Bu yöntem, gözlemci konumunda bulunan iş arkadaşları için de kullanılabilir. Örneğin, eğitime gözlemci olarak katılan kişilerden bir form doldurması istenebilir. Eğitimin Sunum Teknikleri konusunda verildiğini varsayarsak form; tanıtım, materyallerin açıklığını ve görsel malzemelerin kullanımını içerebilir. Gözlemcilerden; katılımcının eğitim öncesinde ve sonrasındaki durumunu “etkin değil”den “çok etkili”ye kadar (1-5 arasında) değerlendirmesi talep edilir.
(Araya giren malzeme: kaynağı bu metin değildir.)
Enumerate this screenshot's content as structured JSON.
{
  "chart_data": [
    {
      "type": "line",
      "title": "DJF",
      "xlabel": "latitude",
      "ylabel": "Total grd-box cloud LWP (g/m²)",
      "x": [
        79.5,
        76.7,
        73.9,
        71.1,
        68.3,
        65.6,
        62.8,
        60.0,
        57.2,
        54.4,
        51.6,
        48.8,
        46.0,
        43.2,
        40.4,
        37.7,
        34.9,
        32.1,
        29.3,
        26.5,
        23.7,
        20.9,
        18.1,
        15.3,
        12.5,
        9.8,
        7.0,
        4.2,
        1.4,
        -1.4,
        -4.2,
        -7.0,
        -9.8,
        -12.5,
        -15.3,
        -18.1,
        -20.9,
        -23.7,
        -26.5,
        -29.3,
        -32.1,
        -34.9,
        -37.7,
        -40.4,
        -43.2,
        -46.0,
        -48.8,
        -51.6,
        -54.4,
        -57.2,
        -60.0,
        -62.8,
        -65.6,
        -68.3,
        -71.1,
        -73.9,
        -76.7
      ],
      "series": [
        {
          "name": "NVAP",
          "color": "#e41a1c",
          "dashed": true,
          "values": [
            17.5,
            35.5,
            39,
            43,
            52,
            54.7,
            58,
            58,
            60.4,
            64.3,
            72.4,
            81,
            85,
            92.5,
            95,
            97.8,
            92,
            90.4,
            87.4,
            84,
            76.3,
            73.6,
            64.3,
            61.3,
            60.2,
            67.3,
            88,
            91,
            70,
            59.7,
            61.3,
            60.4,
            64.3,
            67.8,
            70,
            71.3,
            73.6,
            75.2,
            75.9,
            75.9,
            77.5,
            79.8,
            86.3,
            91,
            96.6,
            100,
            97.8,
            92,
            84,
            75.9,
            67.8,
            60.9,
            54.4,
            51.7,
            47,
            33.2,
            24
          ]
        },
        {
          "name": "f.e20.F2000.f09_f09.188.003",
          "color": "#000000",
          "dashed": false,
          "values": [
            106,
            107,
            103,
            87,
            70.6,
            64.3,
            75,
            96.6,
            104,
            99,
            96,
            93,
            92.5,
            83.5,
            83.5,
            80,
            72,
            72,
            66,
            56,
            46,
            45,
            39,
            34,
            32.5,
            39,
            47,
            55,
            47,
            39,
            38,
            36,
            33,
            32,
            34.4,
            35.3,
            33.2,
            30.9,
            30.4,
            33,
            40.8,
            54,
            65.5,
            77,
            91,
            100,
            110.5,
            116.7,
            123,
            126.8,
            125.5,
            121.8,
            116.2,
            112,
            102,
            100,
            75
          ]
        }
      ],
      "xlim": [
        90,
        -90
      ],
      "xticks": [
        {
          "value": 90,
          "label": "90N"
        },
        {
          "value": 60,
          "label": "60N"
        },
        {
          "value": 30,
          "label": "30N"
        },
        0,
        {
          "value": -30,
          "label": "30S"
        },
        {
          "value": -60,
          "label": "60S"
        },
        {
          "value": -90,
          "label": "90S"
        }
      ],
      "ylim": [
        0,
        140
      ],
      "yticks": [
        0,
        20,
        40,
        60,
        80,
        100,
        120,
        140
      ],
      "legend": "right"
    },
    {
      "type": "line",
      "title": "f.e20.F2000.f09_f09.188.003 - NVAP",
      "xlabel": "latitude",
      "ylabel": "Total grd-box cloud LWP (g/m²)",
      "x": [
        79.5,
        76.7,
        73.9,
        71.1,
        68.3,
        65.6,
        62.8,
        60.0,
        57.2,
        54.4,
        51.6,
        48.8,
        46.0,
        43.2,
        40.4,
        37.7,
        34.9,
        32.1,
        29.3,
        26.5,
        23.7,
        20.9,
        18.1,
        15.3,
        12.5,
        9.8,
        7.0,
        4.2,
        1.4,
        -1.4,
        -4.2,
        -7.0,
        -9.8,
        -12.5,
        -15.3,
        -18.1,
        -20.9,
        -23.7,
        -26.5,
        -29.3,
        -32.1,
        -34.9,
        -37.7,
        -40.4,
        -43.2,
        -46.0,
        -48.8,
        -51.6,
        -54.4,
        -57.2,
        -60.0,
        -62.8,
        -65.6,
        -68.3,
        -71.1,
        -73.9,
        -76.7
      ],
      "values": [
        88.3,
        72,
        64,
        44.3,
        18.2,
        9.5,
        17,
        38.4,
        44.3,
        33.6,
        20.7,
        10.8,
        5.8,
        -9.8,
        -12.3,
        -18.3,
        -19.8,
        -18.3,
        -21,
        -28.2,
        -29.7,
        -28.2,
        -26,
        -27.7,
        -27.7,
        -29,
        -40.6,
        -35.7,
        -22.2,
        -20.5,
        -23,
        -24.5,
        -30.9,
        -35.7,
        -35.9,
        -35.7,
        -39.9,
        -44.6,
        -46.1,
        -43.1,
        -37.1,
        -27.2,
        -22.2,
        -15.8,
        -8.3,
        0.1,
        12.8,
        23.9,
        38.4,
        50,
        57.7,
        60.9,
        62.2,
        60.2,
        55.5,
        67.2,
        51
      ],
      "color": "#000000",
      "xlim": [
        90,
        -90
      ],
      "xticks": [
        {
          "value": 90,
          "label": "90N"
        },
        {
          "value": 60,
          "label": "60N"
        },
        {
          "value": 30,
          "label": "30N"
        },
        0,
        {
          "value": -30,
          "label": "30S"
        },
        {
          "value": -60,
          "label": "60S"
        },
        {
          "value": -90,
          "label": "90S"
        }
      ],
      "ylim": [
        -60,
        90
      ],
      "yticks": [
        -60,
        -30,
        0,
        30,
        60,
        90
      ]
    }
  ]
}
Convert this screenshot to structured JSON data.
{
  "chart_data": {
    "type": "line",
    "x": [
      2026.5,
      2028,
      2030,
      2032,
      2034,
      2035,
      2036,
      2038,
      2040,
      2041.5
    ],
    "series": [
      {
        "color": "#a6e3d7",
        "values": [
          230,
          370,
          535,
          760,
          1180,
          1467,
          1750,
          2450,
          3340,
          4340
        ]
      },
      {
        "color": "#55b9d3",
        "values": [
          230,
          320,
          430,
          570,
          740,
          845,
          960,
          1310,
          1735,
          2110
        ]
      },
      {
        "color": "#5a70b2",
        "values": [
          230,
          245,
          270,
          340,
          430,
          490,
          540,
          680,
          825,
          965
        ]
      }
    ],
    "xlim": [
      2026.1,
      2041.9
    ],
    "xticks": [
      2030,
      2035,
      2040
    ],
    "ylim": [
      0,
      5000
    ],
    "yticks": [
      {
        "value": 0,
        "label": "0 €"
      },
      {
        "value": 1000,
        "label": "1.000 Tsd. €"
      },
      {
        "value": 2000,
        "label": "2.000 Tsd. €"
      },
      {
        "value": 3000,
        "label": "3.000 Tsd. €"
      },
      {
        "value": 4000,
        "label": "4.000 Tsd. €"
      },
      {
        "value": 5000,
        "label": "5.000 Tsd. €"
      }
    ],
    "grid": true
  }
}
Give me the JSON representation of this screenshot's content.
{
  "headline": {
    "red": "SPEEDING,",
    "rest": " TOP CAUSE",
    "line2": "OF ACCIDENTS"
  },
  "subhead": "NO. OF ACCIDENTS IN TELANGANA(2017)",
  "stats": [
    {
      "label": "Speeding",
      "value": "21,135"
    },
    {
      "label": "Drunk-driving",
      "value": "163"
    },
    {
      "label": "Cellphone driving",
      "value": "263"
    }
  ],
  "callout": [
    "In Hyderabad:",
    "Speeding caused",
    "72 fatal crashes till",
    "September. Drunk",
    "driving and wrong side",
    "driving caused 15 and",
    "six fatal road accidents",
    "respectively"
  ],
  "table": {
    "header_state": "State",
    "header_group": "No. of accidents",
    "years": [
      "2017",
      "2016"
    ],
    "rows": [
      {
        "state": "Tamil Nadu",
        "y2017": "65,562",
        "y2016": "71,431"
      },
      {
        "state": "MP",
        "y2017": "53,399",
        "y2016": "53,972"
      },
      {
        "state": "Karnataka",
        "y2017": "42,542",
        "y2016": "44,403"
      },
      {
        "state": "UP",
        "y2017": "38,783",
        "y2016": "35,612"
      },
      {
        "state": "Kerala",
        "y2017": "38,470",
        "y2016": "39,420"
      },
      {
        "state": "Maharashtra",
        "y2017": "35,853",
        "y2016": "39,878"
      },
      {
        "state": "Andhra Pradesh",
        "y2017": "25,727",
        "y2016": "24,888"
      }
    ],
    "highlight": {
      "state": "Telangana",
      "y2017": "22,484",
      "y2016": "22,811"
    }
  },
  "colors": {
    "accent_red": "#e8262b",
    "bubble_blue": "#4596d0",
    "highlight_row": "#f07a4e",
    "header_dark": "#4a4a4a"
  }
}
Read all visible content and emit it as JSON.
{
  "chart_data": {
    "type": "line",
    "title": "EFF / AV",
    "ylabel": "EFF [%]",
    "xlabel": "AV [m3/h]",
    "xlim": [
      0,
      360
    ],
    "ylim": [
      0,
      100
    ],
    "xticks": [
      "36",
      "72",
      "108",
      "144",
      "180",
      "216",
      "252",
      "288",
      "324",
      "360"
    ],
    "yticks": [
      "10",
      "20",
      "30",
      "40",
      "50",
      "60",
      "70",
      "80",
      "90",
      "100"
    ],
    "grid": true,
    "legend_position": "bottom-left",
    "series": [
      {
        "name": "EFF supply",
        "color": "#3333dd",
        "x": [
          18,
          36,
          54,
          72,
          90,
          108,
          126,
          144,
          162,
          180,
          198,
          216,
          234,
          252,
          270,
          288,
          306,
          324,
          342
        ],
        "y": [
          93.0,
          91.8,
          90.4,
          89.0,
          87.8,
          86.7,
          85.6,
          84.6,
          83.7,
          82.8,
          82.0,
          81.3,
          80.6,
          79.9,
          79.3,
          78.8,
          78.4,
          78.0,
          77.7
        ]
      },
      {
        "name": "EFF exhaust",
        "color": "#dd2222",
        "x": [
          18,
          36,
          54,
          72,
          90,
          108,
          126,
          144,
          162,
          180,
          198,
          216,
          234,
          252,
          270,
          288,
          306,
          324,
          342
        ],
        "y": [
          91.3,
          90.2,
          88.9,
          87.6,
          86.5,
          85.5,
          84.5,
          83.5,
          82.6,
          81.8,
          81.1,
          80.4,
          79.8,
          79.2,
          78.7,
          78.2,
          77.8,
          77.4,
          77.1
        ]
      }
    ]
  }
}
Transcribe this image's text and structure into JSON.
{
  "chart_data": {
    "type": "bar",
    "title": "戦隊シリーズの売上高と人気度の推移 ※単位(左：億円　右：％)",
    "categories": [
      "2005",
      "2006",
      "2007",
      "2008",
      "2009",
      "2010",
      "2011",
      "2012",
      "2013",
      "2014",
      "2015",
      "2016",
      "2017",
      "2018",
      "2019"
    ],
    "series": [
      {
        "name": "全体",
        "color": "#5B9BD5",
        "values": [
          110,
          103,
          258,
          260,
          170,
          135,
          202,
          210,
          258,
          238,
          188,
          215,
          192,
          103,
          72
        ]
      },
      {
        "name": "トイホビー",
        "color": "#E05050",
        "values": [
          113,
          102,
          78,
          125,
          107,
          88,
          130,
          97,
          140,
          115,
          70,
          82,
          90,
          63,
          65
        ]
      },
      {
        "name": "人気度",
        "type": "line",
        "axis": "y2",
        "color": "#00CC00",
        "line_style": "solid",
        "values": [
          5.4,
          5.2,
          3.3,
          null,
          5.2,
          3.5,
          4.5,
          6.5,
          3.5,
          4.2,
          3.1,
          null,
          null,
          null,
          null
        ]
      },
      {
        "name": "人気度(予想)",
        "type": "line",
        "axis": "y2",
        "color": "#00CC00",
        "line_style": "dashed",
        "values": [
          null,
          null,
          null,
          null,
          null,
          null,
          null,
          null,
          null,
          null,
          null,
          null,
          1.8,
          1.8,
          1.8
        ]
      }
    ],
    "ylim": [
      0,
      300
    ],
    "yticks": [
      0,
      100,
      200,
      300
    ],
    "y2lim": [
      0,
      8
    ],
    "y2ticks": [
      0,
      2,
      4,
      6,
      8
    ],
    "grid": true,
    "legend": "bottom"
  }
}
Ardından elde edilen sonuçlar analiz edilerek katılımcıya geribildirim sağlanır. Alınan yorumlar çoğunlukla “dostane” olsa da bazı spesifik önerileri içerdiğini de görebiliriz. Bu, katılımcının normalde karşı karşıya kalamayacağı ve gerçekten yararlı olabilecek bir geribildirimdir. 

Yukarıda saydığımız altı yöntemden biri, herhangi bir eğitimi için yararlı olabilir. Bu yöntemler genellikle son derece etkilidir çünkü katılımcılar, birilerinin kendilerini izlediğini ve özellikle ölçtüğünü bildiğinde değişime çok daha yatkın hale gelir. Bu yöntemlerin tümü eğitim değerlendirmesi olsa da daha da önemlisi katılımcıların değerlendiriliyor olmasıdır. Bu nedenle işe yararlar. Ancak bu, takip değerlendirmelerinin yapılması için tek neden değildir. Zaman içinde çalışanlar yeni eğitimlere katılır ve takip süreci olumlu geribildirimler sağladıkça başkalarının da bunlara katılmasını teşvik ederler. Takip yöntemleri; bir organizasyonda eğitimlere gerçekten değer verilmesinin önemli bir yoludur.